JAKARTA – Direktur Jenderal Bimbingan Masyarakat Islam Kementerian Agama RI, Kamaruddin Amin, menyatakan bahwa wakaf memiliki peran penting dalam kehidupan berbangsa dan bernegara Indonesia.
Menurutnya, wakaf memiliki kontribusi yang sangat mendasar dalam proses pembangunan bangsa dan negara.
“Wakaf ini kontribusinya paling fundamental semuanya dalam proses kita berbangsa dan bernegara,” kata Kamaruddin dalam Zakat Wakaf Impact Forum di Jakarta, Rabu (30/3/2024).
Kamaruddin mencontohkan, wakaf memiliki peran signifikan dalam pendirian madrasah, pesantren, dan Kantor Urusan Agama (KUA) di Indonesia, banyak di antaranya didirikan di atas tanah wakaf.
Data yang dikumpulkan oleh Kemenag menunjukkan bahwa jumlah tanah wakaf dan pengurus tanah wakaf di Indonesia mencapai 444.408 titik, dengan potensi penambahan lebih lanjut.
Namun, kata dia, masih banyak tantangan teknis yang perlu diatasi, seperti masih banyaknya tanah yang belum bersertifikat.
“Memang, tantangan teknisnya masih banyak sekali, yang belum bersertifikat saja masih sangat besar. Tahun lalu kita sertifikasi itu 31 ribu, tahun sebelumnya 24 ribu,” ujar Kamaruddin, dilansir dari Antara.
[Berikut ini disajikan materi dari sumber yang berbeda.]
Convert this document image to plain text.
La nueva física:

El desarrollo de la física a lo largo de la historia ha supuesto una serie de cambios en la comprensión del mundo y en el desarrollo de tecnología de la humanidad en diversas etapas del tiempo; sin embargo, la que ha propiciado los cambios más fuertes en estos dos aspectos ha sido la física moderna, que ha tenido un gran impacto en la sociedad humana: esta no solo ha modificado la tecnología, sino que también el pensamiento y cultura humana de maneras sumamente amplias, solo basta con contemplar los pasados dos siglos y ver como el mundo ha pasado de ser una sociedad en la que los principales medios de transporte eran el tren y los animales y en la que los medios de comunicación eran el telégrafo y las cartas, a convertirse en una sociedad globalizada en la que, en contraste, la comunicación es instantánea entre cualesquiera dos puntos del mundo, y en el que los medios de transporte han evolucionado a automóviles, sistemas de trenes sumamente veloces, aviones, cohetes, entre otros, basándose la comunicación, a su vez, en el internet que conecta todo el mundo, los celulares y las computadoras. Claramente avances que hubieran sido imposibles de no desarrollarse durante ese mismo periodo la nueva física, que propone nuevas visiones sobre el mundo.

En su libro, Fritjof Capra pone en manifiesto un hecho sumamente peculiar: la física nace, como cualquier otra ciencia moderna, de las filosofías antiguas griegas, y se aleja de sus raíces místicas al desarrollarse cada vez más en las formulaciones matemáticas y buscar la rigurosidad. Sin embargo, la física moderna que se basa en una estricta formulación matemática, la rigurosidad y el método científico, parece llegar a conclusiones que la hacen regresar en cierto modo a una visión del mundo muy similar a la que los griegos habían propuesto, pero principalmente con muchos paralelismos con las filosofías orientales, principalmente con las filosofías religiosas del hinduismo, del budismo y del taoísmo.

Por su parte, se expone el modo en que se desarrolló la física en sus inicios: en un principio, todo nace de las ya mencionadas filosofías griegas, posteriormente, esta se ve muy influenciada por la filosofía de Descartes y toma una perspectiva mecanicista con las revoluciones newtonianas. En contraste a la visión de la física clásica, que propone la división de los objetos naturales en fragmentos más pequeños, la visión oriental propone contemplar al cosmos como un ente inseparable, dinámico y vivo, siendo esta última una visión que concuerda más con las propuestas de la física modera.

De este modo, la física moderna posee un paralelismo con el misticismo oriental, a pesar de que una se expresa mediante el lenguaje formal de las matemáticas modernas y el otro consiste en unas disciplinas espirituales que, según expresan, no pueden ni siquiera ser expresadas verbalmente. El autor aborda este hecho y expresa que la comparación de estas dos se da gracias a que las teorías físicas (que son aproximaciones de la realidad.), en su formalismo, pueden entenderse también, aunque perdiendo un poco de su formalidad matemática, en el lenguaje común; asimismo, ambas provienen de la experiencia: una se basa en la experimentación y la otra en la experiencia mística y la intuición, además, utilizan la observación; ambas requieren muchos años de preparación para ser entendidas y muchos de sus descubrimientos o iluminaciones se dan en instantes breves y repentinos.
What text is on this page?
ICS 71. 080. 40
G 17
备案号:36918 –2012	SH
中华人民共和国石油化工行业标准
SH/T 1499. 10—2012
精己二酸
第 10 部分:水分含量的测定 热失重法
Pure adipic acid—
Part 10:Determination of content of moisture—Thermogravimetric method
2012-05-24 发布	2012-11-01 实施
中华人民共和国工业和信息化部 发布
Selain tanah, wakaf juga dapat diberikan dalam bentuk uang. Meskipun Indonesia memiliki potensi wakaf uang sebesar Rp180 triliun pada tahun 2023, realisasi yang tercapai baru sebesar Rp2,3 triliun.
Wakaf uang memiliki potensi pertumbuhan di masa depan dan dapat digunakan untuk berbagai tujuan, seperti pendidikan dan pembangunan infrastruktur.
Kamaruddin juga menekankan bahwa wakaf uang memiliki konsep yang mirip dengan dana abadi yang digunakan oleh lembaga pendidikan di negara-negara maju.
“Lembaga pendidikan di Amerika, di Eropa, di negara-negara maju kan menggunakan dana abadi itu, ya, kan? Dana endowment fund itu. Nah, sebenarnya endowment fund itu konsepnya, ya, wakaf itu sesungguhnya,” ucapnya.
Saat ini, lanjut Kamaruddin, Kemenag sedang mendorong DPR RI untuk memperkuat regulasi terkait wakaf.
Maka dari itu, ia mendorong masyarakat untuk melakukan wakaf dalam berbagai bentuk agar dapat meningkatkan manfaat dari harta yang disumbangkan demi keberlanjutan masyarakat dalam berbangsa dan bernegara.